She frowned and padded over to her front door and pressed the button. “Yes?”
“It’s Ryan.”
Ryan? Of all the people she expected to be at her door at twenty past nine—she squinted at her watch, no, that was twenty past ten!—Ryan Jackson was not on the list. Since leaving his office four days before, she hadn’t exchanged a word with him and she’d hoped that his ridiculous idea of her acting as his girlfriend had evaporated.
“Can I come up?” Ryan’s terse question interrupted her musings.
Jaci looked down at her fuzzy kangaroo slippers—a gag Christmas gift from her best friend, Bella—and winced. Her yoga pants had a rip in the knee and her sweatshirt was two sizes too big, as it was one of Clive’s that she’d forgotten to return. Her hair was probably spiky from pushing her fingers into it and she’d washed off her makeup when she’d showered after her run through Central Park after work.

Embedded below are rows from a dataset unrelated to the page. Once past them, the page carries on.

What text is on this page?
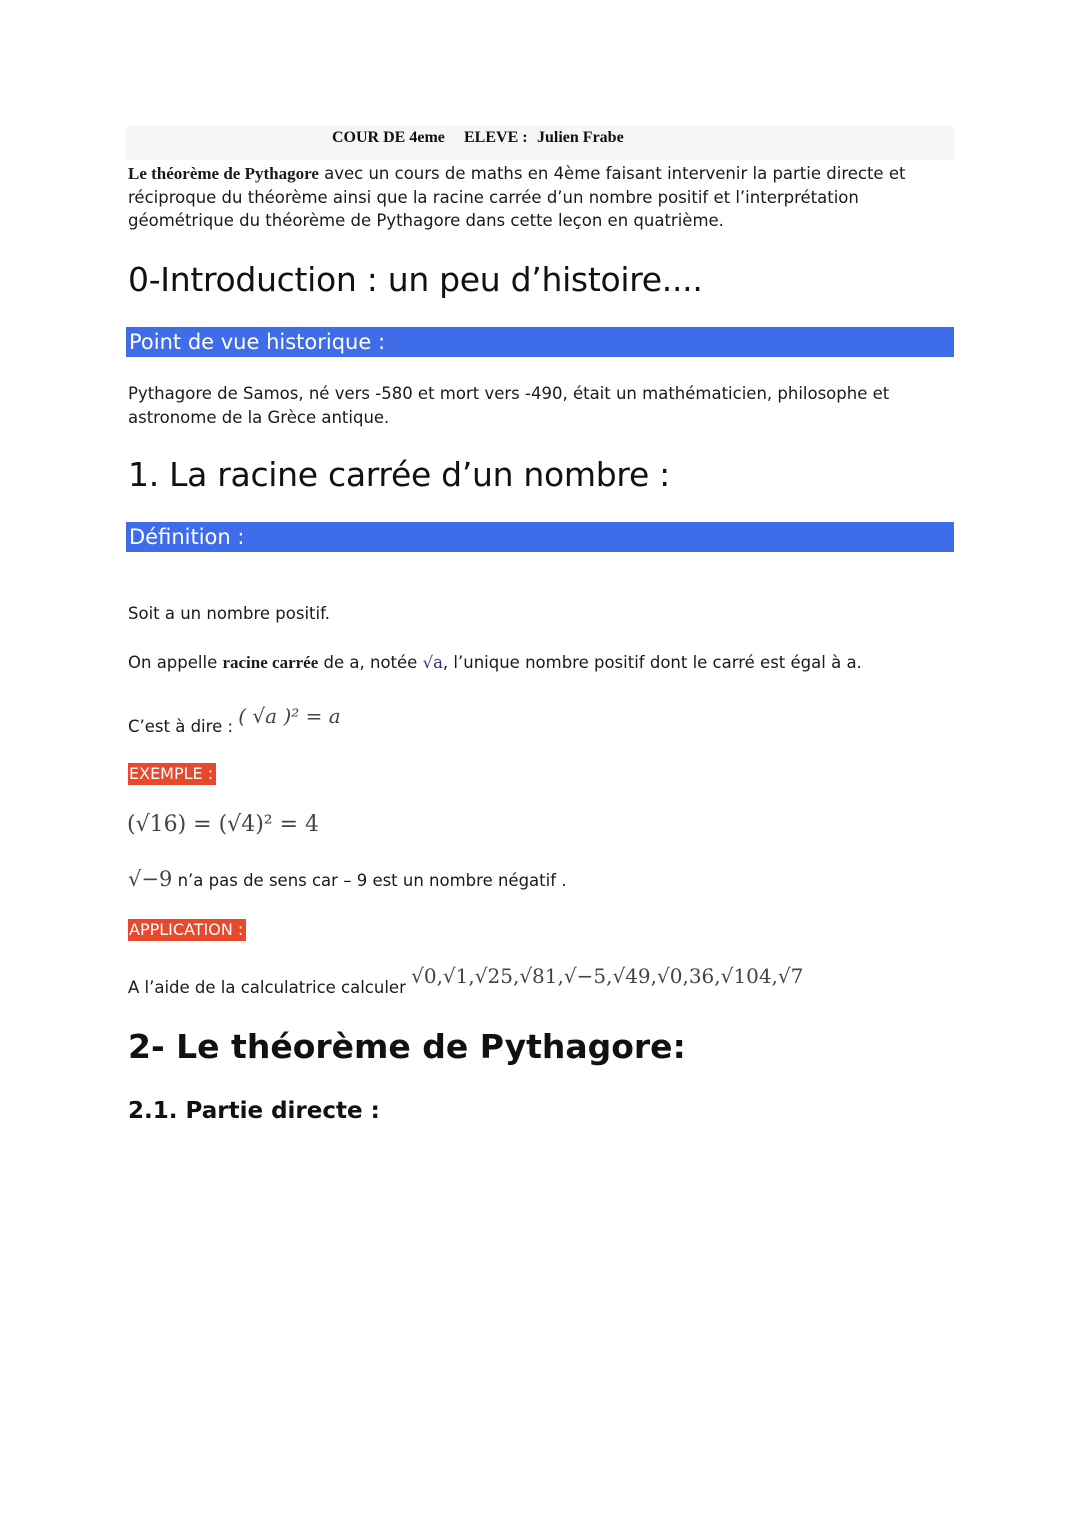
COUR DE 4eme ELEVE : Julien Frabe
Le théorème de Pythagore avec un cours de maths en 4ème faisant intervenir la partie directe et réciproque du théorème ainsi que la racine carrée d’un nombre positif et l’interprétation géométrique du théorème de Pythagore dans cette leçon en quatrième.
0-Introduction : un peu d’histoire....
Point de vue historique :
Pythagore de Samos, né vers -580 et mort vers -490, était un mathématicien, philosophe et astronome de la Grèce antique.
1. La racine carrée d’un nombre :
Définition :
Soit a un nombre positif.
On appelle racine carrée de a, notée √a, l’unique nombre positif dont le carré est égal à a.
C’est à dire : ( √a )² = a
EXEMPLE :
(√16) = (√4)² = 4
√−9 n’a pas de sens car – 9 est un nombre négatif .
APPLICATION :
A l’aide de la calculatrice calculer √0,√1,√25,√81,√−5,√49,√0,36,√104,√7
2- Le théorème de Pythagore:
2.1. Partie directe :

“Can this wait until the morning? It’s late and I’m dressed for bed.”
She knew it was ridiculous but she couldn’t help hoping that Ryan would assume that she was wearing a sexy negligee and not clothes a bag lady would think twice about.
“Jaci, I don’t care what you’re wearing so open the damn door. We need to talk.”

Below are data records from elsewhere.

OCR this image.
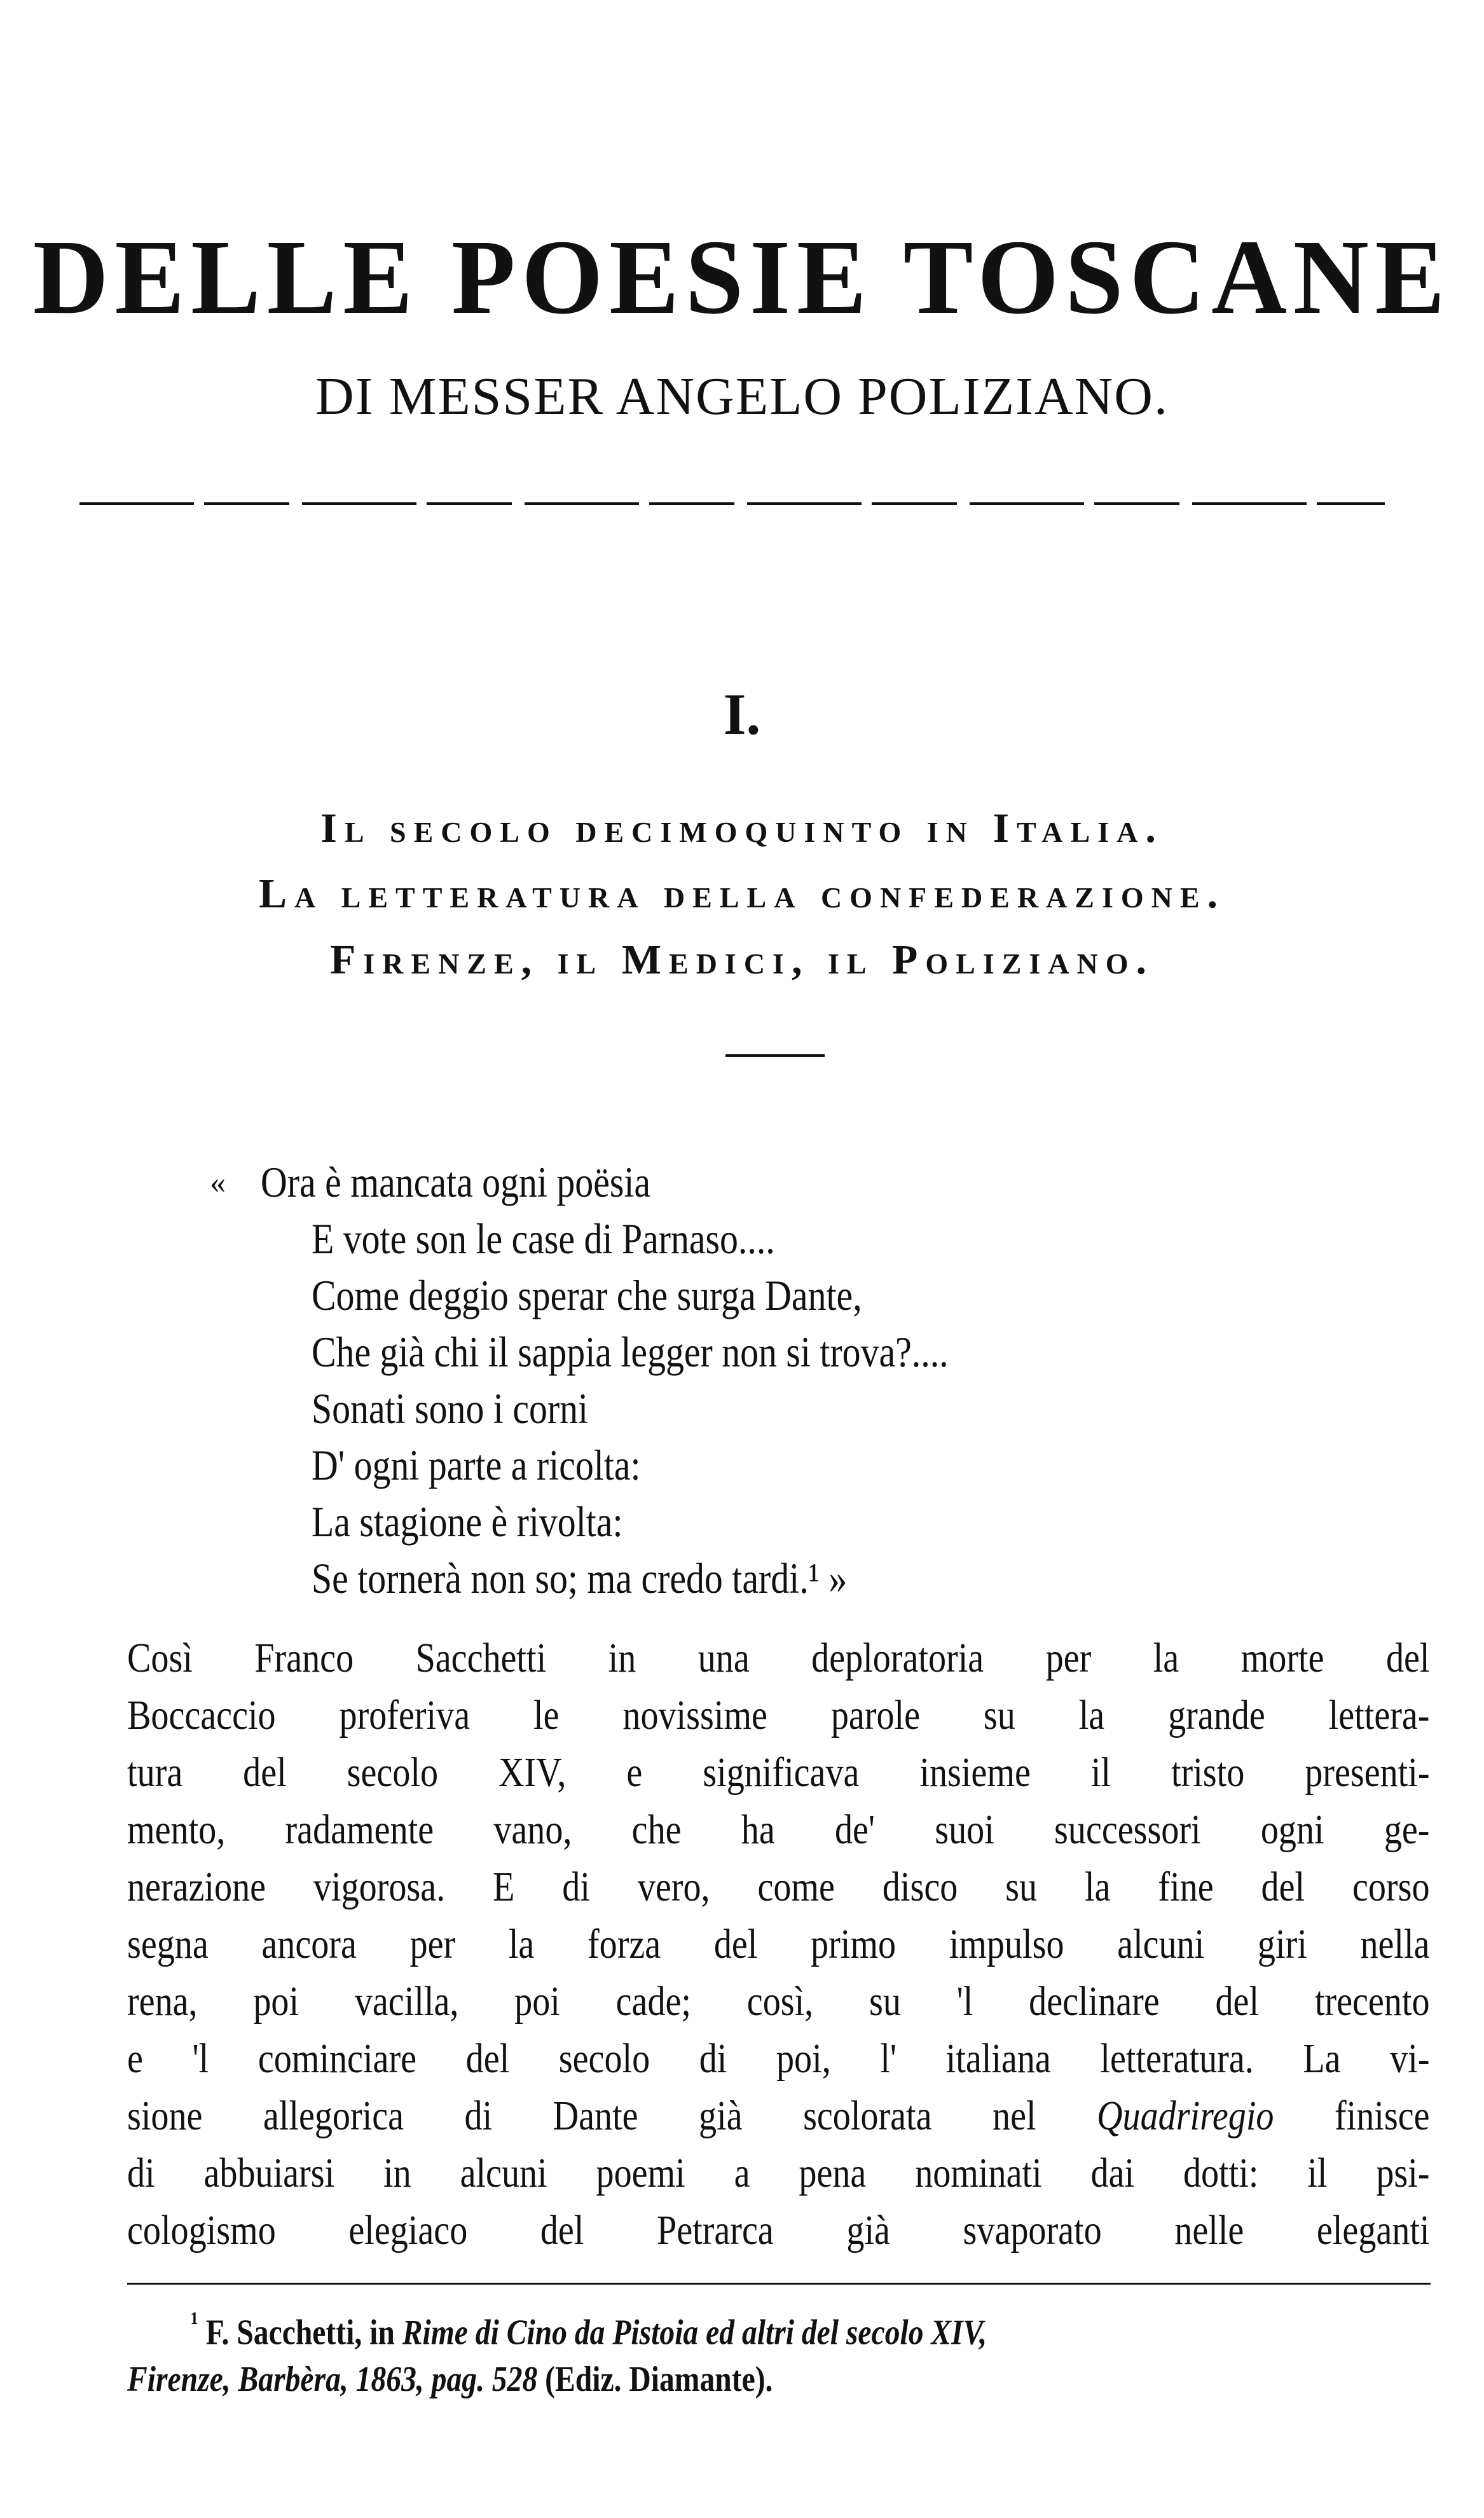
DELLE POESIE TOSCANE
DI MESSER ANGELO POLIZIANO.
I.
Il secolo decimoquinto in Italia.
La letteratura della confederazione.
Firenze, il Medici, il Poliziano.
« Ora è mancata ogni poësia
E vote son le case di Parnaso....
Come deggio sperar che surga Dante,
Che già chi il sappia legger non si trova?....
Sonati sono i corni
D' ogni parte a ricolta:
La stagione è rivolta:
Se tornerà non so; ma credo tardi.¹ »
Così Franco Sacchetti in una deploratoria per la morte del
Boccaccio proferiva le novissime parole su la grande lettera-
tura del secolo XIV, e significava insieme il tristo presenti-
mento, radamente vano, che ha de' suoi successori ogni ge-
nerazione vigorosa. E di vero, come disco su la fine del corso
segna ancora per la forza del primo impulso alcuni giri nella
rena, poi vacilla, poi cade; così, su 'l declinare del trecento
e 'l cominciare del secolo di poi, l' italiana letteratura. La vi-
sione allegorica di Dante già scolorata nel Quadriregio finisce
di abbuiarsi in alcuni poemi a pena nominati dai dotti: il psi-
cologismo elegiaco del Petrarca già svaporato nelle eleganti
$^{^1}$ F. Sacchetti, in Rime di Cino da Pistoia ed altri del secolo XIV,
Firenze, Barbèra, 1863, pag. 528 (Ediz. Diamante).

That sounded ominous. And Ryan sounded determined enough, and arrogant enough, to keep leaning on her doorbell if he thought that was what it would take to get her to open up. Besides, she needed to hear what he had to say, didn’t she?
But, dammit, the main reason why her finger hit the button to open the lobby door was because she wanted to see him. She wanted to hear his deep, growly voice, inhale his cedar scent—deodorant or cologne? Did it matter?—have an opportunity to ogle that very fine body.